The "server side" GemStone image can run anywhere - so the closest
counterpart in Magma is actually the client image IMHO.

> > Could we possibly
> > contemplate some way of having sessions share a
> > cache? Yes, complex
> > stuff I know. Btw, could you perhaps explain how the
> > caching works
> > today? Do you have some kind of low level cache on
> > the file level for
> > example?
> 
> I'm open to ideas.  The caching is very simple right
> now, it just uses WeakIdentityDictionarys to hold read
> objects.

And one per session I assume? No cache on any lower level, like on top
of the file code?

> > > A commit is pretty cheap with a small readSet. 
> > With a
> > > large readSet, WriteBarrier will definitely
> > improve it
> > > dramatically.
> > 
> > I kinda guessed. Otherwise you keep an original
> > duplicate of all cached
> > objects, right? So WriteBarrier also improves on
> > memory consumption I
> > guess.
> 
> No to the first question, yes to the second (IIRC). 
> It doesn't keep an original "duplicate", just the
> original buffer that was read.

Ah, ok. But you don't need that when using WriteBarrier right?

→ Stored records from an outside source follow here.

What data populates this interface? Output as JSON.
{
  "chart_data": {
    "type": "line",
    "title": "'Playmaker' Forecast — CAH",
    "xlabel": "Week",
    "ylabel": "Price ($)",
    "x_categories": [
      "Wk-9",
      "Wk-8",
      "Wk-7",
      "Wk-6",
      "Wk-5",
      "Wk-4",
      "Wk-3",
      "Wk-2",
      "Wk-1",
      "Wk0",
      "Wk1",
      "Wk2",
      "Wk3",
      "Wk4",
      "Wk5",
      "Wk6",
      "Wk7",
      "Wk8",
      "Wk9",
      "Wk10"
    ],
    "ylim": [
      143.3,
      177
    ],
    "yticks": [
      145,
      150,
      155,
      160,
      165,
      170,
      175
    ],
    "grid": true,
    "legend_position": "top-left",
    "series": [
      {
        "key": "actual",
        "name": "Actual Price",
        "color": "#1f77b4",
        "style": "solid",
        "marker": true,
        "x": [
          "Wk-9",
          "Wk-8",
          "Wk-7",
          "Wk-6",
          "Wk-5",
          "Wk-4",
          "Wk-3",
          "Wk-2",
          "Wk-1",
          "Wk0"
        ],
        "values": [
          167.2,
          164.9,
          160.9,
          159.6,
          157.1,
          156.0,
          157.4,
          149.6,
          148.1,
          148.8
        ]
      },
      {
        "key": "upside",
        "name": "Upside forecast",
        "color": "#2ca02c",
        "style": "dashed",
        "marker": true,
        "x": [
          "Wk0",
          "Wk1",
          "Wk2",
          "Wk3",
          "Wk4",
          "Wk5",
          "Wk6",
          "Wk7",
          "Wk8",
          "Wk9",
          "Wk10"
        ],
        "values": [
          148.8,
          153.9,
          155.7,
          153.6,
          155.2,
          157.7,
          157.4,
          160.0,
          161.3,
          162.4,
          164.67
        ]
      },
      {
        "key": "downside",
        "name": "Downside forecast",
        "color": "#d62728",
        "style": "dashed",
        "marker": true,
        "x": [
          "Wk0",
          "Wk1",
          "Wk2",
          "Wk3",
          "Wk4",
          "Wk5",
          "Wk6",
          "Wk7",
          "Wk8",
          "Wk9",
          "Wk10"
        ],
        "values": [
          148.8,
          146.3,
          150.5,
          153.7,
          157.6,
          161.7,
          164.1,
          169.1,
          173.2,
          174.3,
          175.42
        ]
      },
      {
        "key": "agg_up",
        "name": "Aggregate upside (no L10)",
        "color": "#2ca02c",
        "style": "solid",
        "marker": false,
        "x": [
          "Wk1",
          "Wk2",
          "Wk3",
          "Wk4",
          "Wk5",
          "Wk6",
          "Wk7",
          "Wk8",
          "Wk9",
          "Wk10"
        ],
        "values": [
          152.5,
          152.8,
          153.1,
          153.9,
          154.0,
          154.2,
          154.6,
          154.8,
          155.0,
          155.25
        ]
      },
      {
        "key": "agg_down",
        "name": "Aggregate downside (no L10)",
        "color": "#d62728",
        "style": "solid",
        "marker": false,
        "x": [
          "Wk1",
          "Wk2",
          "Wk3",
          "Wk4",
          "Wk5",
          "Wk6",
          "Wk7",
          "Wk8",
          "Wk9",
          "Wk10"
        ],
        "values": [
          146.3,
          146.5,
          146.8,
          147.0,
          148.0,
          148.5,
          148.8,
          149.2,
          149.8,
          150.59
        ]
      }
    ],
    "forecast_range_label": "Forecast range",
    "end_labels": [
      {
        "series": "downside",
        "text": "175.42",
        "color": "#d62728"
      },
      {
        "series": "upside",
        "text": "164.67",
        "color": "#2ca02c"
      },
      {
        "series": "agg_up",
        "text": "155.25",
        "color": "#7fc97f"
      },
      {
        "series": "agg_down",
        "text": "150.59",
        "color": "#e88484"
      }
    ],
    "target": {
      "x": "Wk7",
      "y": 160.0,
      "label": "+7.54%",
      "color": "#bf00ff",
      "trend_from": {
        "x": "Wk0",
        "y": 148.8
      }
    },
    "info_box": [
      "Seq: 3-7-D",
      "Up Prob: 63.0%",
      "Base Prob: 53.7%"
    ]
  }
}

> > Very good. :) And also - do you have any clue on how
> > the performance is
> > affected by using the various security parts?
> 
> Authorizing every request seems to have imposed about
> a 10% penalty.  #cryptInFiles is hard to measure since
> writes occur in the background anyway. 
> #cryptOnNetwork definitely slows down network
> transmissions considerably, only use it if you have
> to.
> 
> Regards,
>   Chris

regards, Göran